This is not my bedroom. If it were, I'd probably sleep better. |
There's been a lot of conversation within my relationship circles lately regarding sleep, or better yet, lack of sleep. I've been a horrible insomniac for most of my life but never really worried about it until I learned that it is a contributing factor in developing dementia. That scared the bejeezus out of me! And made me worry more that I wouldn't be able to sleep.
Everyone I know offered advice. I'm sharing some of their suggestions here, in case, like me, you have trouble falling asleep and/or staying asleep.
- Establish a bedtime routine. Going to bed at roughly the same time every night and following a bedtime ritual helps you trick yourself into getting ready to sleep. (Kinda like you do for a baby.)
- Take all electronics (computer, smart phones, television, etc..) out of the bedroom. You're there to sleep; not work.
- Make the room dark.
- Read before bedtime.
- Listen to audiobooks so that you can keep the room dark and your eyes closed.
- If you can't sleep, get up and read or do something else relaxing instead of tossing and turning.
- Limit caffeine. (This is the toughie for me. but I have stopped drinking coffee after noon.)
- Take melatonin every day to reset your sleep cycle.
I still have some sleepless nights, but the insomnia is much less frequent now. I think the biggest change is actually that I take sleep more seriously now. I'd never considered how important it was to my health before, but now that I do, I'm making sure I get more sleep.

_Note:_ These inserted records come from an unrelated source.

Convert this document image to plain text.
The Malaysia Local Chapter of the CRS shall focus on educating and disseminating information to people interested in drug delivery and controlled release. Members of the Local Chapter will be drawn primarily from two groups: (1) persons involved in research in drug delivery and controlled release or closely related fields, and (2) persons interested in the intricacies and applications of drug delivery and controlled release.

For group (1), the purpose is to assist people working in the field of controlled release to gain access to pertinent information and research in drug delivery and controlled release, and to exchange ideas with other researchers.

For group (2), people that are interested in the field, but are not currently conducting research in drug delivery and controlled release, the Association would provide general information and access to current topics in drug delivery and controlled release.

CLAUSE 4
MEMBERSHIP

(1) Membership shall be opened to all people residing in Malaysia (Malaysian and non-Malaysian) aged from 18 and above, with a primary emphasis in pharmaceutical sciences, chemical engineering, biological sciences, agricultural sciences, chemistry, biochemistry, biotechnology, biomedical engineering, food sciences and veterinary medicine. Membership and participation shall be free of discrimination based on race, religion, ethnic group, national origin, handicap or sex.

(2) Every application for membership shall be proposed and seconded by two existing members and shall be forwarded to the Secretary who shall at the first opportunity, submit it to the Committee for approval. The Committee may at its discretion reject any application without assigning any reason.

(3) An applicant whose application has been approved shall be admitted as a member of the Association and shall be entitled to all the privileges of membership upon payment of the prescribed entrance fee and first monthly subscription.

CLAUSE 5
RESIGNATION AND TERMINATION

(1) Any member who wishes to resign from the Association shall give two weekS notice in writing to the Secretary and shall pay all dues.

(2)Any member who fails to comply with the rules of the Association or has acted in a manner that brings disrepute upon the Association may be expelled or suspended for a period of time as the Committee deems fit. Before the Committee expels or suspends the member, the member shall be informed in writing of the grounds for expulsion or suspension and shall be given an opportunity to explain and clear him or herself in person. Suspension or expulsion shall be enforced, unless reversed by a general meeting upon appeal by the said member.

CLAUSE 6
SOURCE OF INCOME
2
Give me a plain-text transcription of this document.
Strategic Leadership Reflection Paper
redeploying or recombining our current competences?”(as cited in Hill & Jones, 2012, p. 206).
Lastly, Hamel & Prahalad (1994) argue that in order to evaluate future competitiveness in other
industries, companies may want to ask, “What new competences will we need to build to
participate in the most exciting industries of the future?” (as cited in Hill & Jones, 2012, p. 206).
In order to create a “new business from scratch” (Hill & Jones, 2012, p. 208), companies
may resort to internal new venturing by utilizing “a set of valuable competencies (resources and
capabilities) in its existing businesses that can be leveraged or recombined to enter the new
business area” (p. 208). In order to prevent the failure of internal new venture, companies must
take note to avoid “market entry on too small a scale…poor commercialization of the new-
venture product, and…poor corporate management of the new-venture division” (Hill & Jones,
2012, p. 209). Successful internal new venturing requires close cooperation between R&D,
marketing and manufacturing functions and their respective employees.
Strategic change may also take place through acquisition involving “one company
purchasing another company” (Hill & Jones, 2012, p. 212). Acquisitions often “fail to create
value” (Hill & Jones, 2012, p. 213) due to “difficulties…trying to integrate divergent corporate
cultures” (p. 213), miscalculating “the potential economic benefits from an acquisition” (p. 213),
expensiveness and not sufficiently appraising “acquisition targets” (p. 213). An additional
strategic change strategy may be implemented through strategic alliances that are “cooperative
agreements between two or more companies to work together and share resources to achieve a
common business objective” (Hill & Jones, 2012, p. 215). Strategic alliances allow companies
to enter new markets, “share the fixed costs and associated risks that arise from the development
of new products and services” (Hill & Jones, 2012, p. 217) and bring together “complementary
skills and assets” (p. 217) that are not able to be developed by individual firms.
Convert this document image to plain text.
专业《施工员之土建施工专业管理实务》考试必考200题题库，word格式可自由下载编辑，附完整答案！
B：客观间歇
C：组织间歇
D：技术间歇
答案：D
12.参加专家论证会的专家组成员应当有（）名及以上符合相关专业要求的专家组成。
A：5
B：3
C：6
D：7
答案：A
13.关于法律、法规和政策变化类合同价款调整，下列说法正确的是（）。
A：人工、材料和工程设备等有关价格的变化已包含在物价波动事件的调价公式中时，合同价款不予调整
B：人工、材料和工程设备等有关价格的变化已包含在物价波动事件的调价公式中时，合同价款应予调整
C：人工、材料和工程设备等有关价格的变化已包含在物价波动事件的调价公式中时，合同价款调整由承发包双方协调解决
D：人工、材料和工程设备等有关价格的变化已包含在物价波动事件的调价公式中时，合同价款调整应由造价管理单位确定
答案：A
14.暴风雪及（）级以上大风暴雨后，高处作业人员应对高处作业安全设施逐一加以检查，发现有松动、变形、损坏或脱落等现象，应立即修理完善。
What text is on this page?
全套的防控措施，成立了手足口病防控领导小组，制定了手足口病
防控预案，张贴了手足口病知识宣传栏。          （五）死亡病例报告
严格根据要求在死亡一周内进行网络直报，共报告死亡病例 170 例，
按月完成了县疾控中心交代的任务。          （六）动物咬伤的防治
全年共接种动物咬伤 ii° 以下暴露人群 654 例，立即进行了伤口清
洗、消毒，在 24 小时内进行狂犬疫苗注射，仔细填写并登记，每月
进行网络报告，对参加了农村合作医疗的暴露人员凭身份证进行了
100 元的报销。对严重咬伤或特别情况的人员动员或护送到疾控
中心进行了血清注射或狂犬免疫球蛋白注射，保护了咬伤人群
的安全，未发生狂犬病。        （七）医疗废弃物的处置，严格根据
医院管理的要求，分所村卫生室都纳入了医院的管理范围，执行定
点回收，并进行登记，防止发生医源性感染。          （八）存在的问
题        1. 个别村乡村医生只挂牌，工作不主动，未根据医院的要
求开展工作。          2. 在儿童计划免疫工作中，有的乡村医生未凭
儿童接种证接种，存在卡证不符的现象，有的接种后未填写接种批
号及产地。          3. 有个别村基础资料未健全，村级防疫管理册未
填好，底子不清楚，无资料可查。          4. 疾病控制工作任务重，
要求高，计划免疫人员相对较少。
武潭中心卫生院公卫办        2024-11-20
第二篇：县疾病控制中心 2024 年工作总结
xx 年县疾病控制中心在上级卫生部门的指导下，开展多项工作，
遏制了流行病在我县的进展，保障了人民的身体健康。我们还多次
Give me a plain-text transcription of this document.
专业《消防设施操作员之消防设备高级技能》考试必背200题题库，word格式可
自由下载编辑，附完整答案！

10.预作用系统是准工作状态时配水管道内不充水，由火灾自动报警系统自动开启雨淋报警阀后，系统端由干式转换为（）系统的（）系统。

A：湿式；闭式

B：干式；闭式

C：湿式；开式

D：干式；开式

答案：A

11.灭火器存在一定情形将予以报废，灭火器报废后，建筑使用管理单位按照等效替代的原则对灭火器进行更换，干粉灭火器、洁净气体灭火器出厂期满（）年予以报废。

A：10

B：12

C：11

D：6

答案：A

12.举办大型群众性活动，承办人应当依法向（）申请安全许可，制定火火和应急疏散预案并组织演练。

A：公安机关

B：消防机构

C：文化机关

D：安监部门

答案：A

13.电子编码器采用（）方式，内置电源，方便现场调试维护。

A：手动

Good to know about the melatonin! A friend recommended that for Andy (who goes through periods of difficulty sleeping) and he was resistant, but maybe a second endorsement would make him more likely to try it. Now I just have to figure out where I can get it...
ReplyDeleteYou can get melatonin everywhere. It's at the grocery with the vitamin supplements. Hope it's as successful for him as it has been for me!